Everything is touchscreen in the cabin which is demonstrably worse. There's a persistent Internet connection sending all my data to a black hole where it will get used in ways I don't approve of.
If I want to fuck off for a weekend somewhere, I need to plan the getaway around places that have recharge ports. And when I do get there, I need to figure out what a "charging network" is, download the correct app for the charging network, fight with the fucking app/charging port to get my payment information where it needs to be and that the charging port recognizes my payment, and finally wait for several hours vs. a 5 minute (max) refueling stop with an ICE.
And these are just some of the problems I have with them. The core tech of EVs may be a big game-changer but everything else about the EV experience can fuck off in its current iteration.
Having been a classical musician, what I noticed about getting tuning right is there is a body sensation of lightness/breath that is palpable if you are a classical enthusiast - even if you can’t distinguish the sound you are hearing from an “ideal memory” of what it should sound like.

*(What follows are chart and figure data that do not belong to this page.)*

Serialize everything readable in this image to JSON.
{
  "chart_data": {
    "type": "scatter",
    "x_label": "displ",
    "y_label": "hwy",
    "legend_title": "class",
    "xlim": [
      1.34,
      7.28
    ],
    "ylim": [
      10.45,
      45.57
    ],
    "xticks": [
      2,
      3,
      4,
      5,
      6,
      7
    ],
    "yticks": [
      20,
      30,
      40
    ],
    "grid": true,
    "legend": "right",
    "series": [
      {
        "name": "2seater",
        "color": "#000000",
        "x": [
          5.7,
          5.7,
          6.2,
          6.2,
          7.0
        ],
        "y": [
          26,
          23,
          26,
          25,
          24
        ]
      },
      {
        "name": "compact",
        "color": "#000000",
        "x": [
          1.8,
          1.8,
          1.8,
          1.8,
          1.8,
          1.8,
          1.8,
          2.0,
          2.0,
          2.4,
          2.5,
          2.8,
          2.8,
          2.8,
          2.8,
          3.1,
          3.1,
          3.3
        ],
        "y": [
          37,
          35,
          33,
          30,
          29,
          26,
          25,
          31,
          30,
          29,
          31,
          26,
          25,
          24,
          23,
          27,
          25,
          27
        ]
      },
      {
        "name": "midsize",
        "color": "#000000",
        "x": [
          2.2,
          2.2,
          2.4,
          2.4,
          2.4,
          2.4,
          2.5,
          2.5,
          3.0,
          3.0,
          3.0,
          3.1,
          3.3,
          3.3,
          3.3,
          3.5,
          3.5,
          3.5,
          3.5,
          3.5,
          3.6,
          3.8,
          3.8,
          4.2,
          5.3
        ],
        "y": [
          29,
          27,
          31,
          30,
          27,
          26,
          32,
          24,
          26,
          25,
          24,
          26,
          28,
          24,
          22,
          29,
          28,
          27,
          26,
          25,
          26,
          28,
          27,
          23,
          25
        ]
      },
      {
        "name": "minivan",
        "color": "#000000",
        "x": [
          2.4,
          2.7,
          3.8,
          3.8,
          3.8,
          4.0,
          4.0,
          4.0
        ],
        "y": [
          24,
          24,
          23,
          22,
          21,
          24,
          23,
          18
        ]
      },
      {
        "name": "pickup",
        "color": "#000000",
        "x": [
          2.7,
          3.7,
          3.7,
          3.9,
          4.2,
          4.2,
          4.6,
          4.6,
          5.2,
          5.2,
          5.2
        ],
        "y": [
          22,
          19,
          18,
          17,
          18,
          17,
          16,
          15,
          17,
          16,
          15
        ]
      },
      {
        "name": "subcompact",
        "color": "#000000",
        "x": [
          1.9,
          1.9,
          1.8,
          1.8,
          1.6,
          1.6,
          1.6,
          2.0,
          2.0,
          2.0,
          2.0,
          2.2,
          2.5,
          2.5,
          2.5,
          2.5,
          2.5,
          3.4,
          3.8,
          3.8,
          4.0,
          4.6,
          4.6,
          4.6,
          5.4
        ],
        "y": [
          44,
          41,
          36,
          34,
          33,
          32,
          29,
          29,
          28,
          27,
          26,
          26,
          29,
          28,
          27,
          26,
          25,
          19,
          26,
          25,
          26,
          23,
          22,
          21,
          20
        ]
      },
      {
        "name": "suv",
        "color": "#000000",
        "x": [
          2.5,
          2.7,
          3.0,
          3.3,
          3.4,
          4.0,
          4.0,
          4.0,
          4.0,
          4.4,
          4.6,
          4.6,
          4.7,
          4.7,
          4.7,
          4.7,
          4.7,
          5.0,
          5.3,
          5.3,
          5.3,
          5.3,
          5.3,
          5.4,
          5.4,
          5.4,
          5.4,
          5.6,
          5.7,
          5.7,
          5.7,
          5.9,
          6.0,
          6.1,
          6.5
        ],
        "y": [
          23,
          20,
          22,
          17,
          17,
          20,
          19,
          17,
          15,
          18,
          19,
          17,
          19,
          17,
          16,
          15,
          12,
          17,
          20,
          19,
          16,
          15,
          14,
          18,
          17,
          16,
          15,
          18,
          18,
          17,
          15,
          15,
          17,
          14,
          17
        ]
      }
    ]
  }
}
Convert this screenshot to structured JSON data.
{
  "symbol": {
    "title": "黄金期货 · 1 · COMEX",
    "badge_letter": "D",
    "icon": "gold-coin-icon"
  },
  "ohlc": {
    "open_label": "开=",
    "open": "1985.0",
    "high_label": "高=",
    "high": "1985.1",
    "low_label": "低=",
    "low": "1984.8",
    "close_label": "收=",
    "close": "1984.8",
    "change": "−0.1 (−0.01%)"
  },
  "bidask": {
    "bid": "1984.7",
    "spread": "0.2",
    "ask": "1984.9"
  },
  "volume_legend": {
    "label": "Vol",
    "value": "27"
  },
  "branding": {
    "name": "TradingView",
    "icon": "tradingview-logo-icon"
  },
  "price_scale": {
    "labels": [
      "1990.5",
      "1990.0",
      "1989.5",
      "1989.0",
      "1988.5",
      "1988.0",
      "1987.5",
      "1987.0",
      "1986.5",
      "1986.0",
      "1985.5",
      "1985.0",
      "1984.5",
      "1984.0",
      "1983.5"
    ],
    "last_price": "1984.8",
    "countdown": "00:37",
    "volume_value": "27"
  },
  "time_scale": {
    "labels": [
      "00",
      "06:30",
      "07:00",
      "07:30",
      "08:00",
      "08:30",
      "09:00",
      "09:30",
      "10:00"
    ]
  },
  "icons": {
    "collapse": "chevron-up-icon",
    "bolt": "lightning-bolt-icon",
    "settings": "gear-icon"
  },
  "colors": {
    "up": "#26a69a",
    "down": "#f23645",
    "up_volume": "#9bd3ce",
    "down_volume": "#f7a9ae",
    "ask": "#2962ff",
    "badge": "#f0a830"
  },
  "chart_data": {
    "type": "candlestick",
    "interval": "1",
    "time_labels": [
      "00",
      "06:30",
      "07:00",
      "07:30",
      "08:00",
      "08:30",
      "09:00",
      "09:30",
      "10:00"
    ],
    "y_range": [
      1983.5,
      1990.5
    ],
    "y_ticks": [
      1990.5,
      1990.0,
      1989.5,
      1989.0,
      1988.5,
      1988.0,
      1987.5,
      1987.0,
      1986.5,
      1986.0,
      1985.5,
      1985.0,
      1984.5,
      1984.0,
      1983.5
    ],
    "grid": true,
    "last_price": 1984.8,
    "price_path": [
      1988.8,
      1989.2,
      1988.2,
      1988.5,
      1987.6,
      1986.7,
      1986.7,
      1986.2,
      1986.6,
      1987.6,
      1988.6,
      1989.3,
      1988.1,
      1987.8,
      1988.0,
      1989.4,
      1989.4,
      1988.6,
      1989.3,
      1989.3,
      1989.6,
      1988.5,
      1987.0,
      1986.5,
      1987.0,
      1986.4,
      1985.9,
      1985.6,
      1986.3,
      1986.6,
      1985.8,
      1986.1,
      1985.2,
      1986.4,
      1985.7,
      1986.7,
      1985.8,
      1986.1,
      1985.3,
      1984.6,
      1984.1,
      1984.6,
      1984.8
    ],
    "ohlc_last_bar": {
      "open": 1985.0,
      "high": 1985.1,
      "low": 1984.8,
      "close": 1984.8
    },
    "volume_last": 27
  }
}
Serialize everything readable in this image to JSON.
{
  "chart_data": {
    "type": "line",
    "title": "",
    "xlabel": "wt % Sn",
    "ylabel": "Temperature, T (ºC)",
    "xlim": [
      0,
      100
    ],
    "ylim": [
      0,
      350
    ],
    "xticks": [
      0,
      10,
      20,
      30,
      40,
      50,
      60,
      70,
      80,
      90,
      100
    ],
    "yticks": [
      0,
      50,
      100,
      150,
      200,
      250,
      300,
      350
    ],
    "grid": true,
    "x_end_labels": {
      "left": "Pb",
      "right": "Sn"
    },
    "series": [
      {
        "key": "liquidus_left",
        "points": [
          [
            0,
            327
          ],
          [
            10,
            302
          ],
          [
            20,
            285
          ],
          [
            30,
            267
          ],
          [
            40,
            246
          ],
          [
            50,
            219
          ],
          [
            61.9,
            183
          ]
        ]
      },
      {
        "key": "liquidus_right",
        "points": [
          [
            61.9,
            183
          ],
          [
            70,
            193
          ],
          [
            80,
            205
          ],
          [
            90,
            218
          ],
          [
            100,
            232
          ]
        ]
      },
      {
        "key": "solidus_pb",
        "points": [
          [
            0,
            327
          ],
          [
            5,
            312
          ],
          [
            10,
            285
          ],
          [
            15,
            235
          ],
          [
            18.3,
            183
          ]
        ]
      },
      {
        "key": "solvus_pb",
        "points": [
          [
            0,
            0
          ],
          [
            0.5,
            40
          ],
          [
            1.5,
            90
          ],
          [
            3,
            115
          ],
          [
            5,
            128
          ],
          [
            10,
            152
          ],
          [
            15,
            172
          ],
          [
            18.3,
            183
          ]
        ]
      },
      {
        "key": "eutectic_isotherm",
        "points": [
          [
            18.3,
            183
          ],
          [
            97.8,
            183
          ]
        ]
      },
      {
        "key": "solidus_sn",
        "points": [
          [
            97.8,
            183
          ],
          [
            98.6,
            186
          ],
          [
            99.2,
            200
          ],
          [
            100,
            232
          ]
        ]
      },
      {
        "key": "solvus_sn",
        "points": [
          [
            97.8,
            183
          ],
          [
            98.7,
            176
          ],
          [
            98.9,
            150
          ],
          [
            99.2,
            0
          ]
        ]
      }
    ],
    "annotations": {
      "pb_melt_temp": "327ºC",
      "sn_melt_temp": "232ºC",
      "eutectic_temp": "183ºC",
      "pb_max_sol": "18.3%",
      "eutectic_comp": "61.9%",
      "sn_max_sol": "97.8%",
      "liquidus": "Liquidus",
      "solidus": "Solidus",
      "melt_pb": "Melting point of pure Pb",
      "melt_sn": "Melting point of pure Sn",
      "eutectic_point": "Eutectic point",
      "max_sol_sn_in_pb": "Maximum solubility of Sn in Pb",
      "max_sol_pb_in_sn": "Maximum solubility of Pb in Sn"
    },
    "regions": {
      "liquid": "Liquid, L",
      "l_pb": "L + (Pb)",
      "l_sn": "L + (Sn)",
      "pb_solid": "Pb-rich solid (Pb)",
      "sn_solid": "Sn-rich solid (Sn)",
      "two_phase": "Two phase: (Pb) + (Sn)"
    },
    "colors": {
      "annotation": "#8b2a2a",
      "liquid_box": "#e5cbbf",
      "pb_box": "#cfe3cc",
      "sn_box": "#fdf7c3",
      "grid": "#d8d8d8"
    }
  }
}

But the largest reduction in auditory tech has already happened - mp3 compression.
Uncompressed audio is radically different and richer than low fi digital compression, but almost everything we hear everywhere is coming through streaming services.
The rare delights of extreme tech built around the first principles of a discipline like sound/music are achieved by overcoming very difficult and confounding problems. They are technical wonders as much as they are refined experiences.
I once worked with a scientist who had permanently solved the issue of mic feedback. Imagine what revolution that would be for AV use cases everywhere! But it required a radical shift in the protocols used to build both mic and speakers, so even though Sony optioned it there’s not a single product you can buy with the tech.
Like the Internet, everything is really just a semi-poor adaptation to a semi-poorly design system. Fundamental protocol changes (like ipv4 to ipv6) are brutally hard.
We like to believe that modern society is hard-wired for improvement, but it seems mostly hard-wired for minimal change that delivers marginal improvements detectable by the lowest common denominator consumer/user.
To me, that makes it all the more extraordinary when genuine protocol level changes - like EV cars - are made reality.